Alleluia, alleluia, alleluia

Whoever lives and believes in me
will never die.

Alleluia, alleluia, alleluia

Romans 15, 22-32

That is why I have been so often prevented from coming to see you;

now, however, as there is nothing more to keep me in these parts, I hope, after longing for many years past to visit you, to see you when I am on the way to Spain-

and after enjoying at least something of your company, to be sent on my way with your support.

But now I have undertaken to go to Jerusalem in the service of the holy people of God there,

since Macedonia and Achaia have chosen to make a generous contribution to the poor among God's holy people at Jerusalem.

Yes, they chose to; not that they did not owe it to them. For if the gentiles have been given a share in their spiritual possessions, then in return to give them help with material possessions is repaying a debt to them.

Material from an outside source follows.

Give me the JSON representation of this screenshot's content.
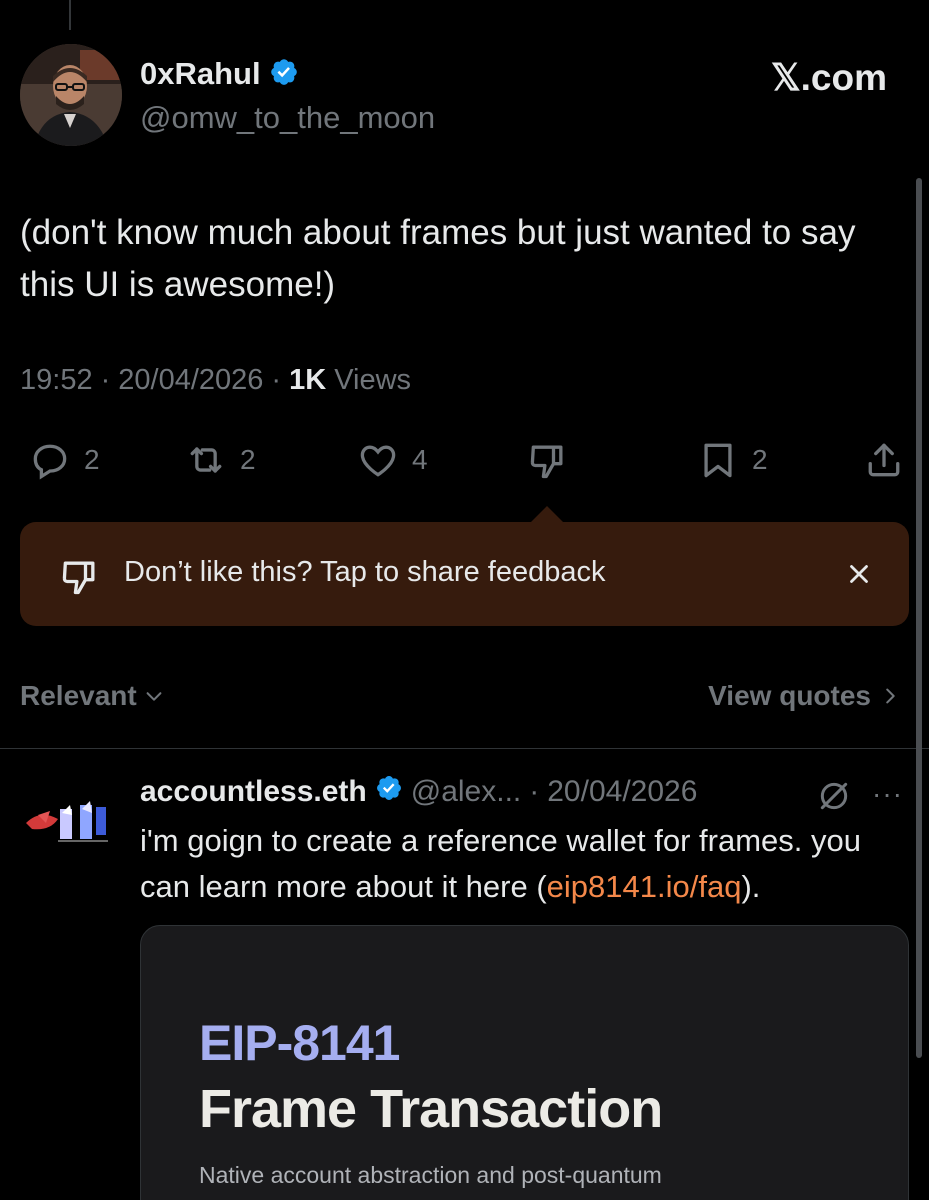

So when I have done this, and given this harvest into their possession, I shall visit you on the way to Spain.

I am sure that, when I do come to you, I shall come with the fullest blessing of Christ.

Meanwhile I urge you, brothers, by our Lord Jesus Christ and by the love of the Spirit, that in your prayers to God for me you exert yourselves to help me;

praying that I may escape the unbelievers in Judaea, and that the aid I am carrying to Jerusalem will be acceptable to God's holy people.

Then I shall come to you, if God wills, for a happy time of relaxation in your company.


Alleluia, alleluia, alleluia

If you believe, you will see the glory of God,
thus says the Lord.

Alleluia, alleluia, alleluia

Paul wants to extend his mission past Rome to Spain, as if to reach the “very ends” of the earth. Perhaps Asia is for us what Spain was for Paul. Christianity is still a little seed in Asia, while the people who are waiting there are many. The urgency of communicating the Gospel was truly devouring the apostle. His example questions the indolence of many of the Christian communities of today and shakes the laziness that takes hold of many disciples of the Lord. The apostle’s decision not to close himself in to one territory shows how he resists any form of self-referentiality, any form of closure, in order to take on the universal horizons that are characteristic of the Gospel. Every Christian community needs to live with the same tension that Paul felt, pushing him to communicate the Gospel to the very ends of the earth. This certainly does not mean forgetting where we come from. The fact that Paul writes so much about the aid that he needs to bring to Jerusalem is not insignificant: he speaks of it as something we “owe” the city from which we received the faith. It is a debt that we need to feel with even more urgency today. The apostle’s gesture is an example of that communion between Christian communities that we need to revive today more than ever.